Karl Lagerfeld died last week, on February 19, 2019, at the age of 85. Lagerfeld was probably one of the first fashion designers I knew by name, thanks to the prominent ads for Chloé that appeared in my mother’s copies of W magazine—favorite reading material for pre-teen me.
There are plenty of obituaries and features that give a comprehensive overview of his life and work. This post, however, is just a look at five perfume-related moments of his career…
Under Lagerfeld’s creative direction from 1964 to 1983 and then again from 1992 to 1997, Chloé became known for—in the words of Vogue UK—“bold prints on flowing dresses that were confident, fun and liberating.”
In 1975, after working with with the global pharmaceutical company Eli Lilly to establish Parfums Lagerfeld, Lagerfeld launched his first perfume—Chloé. The perfumer behind this fragrance was Betty Busse.
Chloé was a lush, head-turning bouquet of white florals and woodsy musk. Just like Lagerfeld’s designs for the house of Chloé, it was romantic but certainly not shy—perfect for the age of second-wave feminism.
The bottle, with its cap of frosted-glass calla lilies, was designed by Joe Messina. It was a perfect match for the décor of many late-70s and 80s dressing tables and bedrooms.
Sun Moon Stars
For the 1990s, on the other hand, Parfums Lagerfeld offered a fragrance more in tune with the decade’s interest in New Age spirituality.
Master perfumer Sophia Grojsman created Sun Moon Stars, launched by Lagerfeld in 1994; it was a fruity-floral oriental composition presented in a spherical, cobalt blue bottle embossed with stars, a radiant sun, and a crescent moon. Lagerfeld designed the bottle in collaboration with Susan Wick.
The bottle has long reminded me of the classic Lalique flacon for Worth’s Dans La Nuit (circa 1924). I’ve often wondered whether Lagerfeld, with his encyclopedic knowledge of fashion and visual culture, took that bottle as his inspiration.
Here’s a press shot of Lagerfeld signing autographs at a 1994 promotional event for Sun Moon Stars at Saks Fifth Avenue.
Lagerfeld also released a number of masculine fragrances, beginning with Lagerfeld in 1978.
The flanker Lagerfeld Photo, released in 1990, interests me less for its scent (a conventional but solid fougère, by most accounts) than for its concept. Photo’s ads (featuring a young Claudia Schiffer!) played with scenarios of impromptu photo shoots and images compiled like contact sheets or strips of film.
A fragrance named for technology, not to mention the font inspired by LED lettering (still a relatively “modern” feature in 1990!), was a contrast to all the outdoorsy, rugged men’s colognes like Old Spice, Brut, and Polo that had dominated the market in the 1970s and 1980s.
In this later repackaging, the LED lettering is emphasized even more, and tiny red and white numerals have been added to box’s camera lens or “zoom ring” design.
Lagerfeld was known for being an early adopter and enthusiastic devotee of new electronic gadgets (he reportedly owned 300 iPods). Even though most of us have shifted from film to digital photography, technology as a tool of seduction is a more timely idea than ever.
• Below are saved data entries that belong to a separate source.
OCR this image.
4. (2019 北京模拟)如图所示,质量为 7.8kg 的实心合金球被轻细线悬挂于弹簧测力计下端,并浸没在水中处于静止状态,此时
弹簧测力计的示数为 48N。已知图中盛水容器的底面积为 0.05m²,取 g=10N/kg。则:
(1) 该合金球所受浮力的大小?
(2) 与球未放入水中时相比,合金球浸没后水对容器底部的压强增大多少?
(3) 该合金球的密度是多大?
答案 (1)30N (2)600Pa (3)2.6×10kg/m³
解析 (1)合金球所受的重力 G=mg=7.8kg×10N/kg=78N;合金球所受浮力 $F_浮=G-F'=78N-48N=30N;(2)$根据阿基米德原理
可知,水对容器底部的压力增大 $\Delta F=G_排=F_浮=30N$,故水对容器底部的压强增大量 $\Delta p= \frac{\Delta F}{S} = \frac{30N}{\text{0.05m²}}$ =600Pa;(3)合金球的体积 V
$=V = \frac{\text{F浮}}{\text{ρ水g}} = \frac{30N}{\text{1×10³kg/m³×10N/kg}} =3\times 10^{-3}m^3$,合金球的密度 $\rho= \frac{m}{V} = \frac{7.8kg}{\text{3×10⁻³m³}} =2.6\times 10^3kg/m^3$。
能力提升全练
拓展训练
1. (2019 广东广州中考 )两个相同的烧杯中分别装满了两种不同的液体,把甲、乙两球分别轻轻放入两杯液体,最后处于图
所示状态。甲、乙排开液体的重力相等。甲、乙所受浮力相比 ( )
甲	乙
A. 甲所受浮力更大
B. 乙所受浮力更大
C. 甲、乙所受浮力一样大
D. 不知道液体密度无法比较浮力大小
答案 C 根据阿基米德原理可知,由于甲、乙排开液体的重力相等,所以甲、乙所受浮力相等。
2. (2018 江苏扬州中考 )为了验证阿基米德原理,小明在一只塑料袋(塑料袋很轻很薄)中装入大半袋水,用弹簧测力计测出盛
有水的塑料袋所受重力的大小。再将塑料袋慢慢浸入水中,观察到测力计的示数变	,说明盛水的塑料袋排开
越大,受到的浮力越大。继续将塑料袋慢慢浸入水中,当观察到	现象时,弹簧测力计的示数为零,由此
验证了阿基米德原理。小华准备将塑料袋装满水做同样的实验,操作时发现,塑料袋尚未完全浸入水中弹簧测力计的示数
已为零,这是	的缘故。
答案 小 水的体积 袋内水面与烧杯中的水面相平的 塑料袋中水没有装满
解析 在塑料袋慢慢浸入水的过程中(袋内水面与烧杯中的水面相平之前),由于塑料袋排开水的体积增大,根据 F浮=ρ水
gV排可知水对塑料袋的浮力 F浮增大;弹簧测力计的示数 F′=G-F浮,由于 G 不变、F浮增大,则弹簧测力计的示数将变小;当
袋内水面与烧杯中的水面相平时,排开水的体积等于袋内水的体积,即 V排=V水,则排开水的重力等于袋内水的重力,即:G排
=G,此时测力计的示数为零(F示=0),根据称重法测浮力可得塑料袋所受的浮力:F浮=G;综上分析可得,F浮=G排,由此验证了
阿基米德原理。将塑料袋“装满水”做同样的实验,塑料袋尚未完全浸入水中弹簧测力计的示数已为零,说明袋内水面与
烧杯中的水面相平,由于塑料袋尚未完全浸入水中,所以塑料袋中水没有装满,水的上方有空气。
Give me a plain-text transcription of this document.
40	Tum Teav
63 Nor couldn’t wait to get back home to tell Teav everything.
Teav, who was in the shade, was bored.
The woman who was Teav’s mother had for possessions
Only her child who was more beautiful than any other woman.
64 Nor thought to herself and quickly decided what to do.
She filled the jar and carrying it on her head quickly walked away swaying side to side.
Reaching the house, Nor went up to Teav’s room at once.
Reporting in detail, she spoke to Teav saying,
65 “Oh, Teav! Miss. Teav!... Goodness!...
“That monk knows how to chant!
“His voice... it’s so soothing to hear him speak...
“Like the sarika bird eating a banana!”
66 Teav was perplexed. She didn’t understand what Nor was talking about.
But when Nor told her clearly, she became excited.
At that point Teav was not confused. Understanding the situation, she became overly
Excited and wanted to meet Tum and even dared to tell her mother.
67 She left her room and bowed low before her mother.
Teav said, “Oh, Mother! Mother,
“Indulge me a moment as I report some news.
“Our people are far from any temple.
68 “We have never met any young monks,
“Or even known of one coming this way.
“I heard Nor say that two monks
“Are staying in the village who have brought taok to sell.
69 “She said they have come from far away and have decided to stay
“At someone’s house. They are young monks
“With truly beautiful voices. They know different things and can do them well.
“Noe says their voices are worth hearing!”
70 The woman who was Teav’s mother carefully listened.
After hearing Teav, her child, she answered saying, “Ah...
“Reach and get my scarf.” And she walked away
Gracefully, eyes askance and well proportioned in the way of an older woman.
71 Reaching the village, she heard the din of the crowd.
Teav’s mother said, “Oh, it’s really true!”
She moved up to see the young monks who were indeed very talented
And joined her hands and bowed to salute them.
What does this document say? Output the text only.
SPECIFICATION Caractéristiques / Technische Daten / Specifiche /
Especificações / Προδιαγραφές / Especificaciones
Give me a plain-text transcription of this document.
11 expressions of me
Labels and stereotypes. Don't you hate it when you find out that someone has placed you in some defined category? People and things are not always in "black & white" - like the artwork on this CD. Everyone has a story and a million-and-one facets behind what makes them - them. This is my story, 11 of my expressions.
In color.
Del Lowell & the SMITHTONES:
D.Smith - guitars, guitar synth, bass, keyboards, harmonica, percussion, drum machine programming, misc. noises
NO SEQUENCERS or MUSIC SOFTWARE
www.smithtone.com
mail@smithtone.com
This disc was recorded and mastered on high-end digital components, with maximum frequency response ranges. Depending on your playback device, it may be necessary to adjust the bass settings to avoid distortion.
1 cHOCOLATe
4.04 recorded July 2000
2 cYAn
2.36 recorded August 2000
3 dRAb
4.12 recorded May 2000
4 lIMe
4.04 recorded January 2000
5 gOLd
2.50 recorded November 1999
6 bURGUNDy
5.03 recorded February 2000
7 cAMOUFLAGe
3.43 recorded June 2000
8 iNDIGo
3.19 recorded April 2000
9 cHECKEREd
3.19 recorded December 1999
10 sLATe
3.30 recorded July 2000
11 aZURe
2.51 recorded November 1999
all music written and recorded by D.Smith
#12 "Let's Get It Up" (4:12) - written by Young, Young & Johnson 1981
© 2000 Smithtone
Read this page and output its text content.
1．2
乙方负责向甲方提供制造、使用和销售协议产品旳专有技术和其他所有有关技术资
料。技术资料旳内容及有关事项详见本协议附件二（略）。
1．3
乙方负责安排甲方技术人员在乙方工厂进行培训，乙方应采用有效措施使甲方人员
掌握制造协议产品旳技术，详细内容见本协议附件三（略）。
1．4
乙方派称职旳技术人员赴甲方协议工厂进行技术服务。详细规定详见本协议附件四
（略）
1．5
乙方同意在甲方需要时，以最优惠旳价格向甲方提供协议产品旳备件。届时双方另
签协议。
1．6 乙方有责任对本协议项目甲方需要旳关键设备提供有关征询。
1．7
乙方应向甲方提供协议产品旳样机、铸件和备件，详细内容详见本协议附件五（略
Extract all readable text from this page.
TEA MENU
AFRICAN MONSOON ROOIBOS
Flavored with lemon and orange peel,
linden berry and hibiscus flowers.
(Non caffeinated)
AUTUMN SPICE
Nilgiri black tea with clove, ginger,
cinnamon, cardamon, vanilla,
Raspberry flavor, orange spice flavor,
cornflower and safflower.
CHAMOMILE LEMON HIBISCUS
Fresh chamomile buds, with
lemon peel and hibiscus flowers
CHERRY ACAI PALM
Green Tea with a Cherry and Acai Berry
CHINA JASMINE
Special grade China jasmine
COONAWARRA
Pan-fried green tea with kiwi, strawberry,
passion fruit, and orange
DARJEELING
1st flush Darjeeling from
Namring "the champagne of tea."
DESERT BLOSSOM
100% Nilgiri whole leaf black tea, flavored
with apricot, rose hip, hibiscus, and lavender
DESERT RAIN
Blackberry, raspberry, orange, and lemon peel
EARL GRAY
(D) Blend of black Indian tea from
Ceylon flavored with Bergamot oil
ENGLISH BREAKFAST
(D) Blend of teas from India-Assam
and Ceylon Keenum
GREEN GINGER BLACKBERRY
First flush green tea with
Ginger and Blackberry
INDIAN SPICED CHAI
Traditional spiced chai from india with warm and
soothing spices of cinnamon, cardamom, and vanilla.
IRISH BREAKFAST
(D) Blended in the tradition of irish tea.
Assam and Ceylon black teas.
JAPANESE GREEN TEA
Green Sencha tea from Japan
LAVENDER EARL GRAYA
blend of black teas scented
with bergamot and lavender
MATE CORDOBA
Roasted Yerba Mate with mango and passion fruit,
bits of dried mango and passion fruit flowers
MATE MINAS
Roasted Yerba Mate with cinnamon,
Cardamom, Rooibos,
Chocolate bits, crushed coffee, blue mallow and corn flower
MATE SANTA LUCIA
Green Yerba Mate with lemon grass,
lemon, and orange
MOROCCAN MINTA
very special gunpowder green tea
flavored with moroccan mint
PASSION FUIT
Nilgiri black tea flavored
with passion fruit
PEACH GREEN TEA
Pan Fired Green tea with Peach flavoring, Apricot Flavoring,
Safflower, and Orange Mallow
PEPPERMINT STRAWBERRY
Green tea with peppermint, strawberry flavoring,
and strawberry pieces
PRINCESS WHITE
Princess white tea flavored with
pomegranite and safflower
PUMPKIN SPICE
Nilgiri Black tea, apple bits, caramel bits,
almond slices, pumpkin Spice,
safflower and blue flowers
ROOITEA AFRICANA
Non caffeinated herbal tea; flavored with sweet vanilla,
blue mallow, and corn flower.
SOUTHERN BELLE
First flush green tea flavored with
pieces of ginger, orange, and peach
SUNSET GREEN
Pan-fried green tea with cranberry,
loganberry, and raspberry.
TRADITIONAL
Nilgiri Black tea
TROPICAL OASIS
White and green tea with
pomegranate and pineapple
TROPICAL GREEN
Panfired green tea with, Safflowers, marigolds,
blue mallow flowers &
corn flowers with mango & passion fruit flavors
In 2004, when “masstige” was still a new idea, Lagerfeld collaborated with the retailer giant H&M on a collection of affordable women’s and men’s clothing. It sold out in the blink of an eye.
That collection even included a gender-neutral fragrance titled Liquid Karl (perfumers: Pascal Gaurin and Bruno Jovanovic). Some of giggled at the name when we heard or read it, but looking back, I now realize how aptly Lagerfeld was playing on the then-prevalent obsession with celebrity fragrances—the idea of your favorite singer/athlete/tv star, bottled.
Kapsule (Woody, Floriental, Light)
Another look back at the golden age of perfume bottle design, another envelope-pushing concept: Karl’s Kapsule fragrance collection, launched in 2007. Koty—sorry, Coty—teamed up with Coty to develop a trio of gender-neutral scents simply named for their categories: Woody (created by Olivier Cresp), Floriental (Emilie Coppermann), and Light (Mark Buxton).
Their square bottles were designed by Lutz Herrmann.
Capsule wardrobes? Unisex perfumes? Fragrance layering? Once again, Lagerfeld was ahead of the curve. Again, it can be hard to remember in our era of Le Labo, Glossier, and Jo Malone how forward-thinking Kapsule really was for a mass-market fragrance.
Oh, and those corner-tipped square bottles with the little cube-shaped caps? I can’t help but think that they were a nod to Ybry’s packaging from the 1920s.
There’s more to say, of course, but I’ll stop here and bid farewell to Monsieur Lagerfeld and his far-reaching influence not just on fashion but on fragrance—its concepts, its visual presentations, its ability to evoke past and present moments simultaneously. Thank you, KL!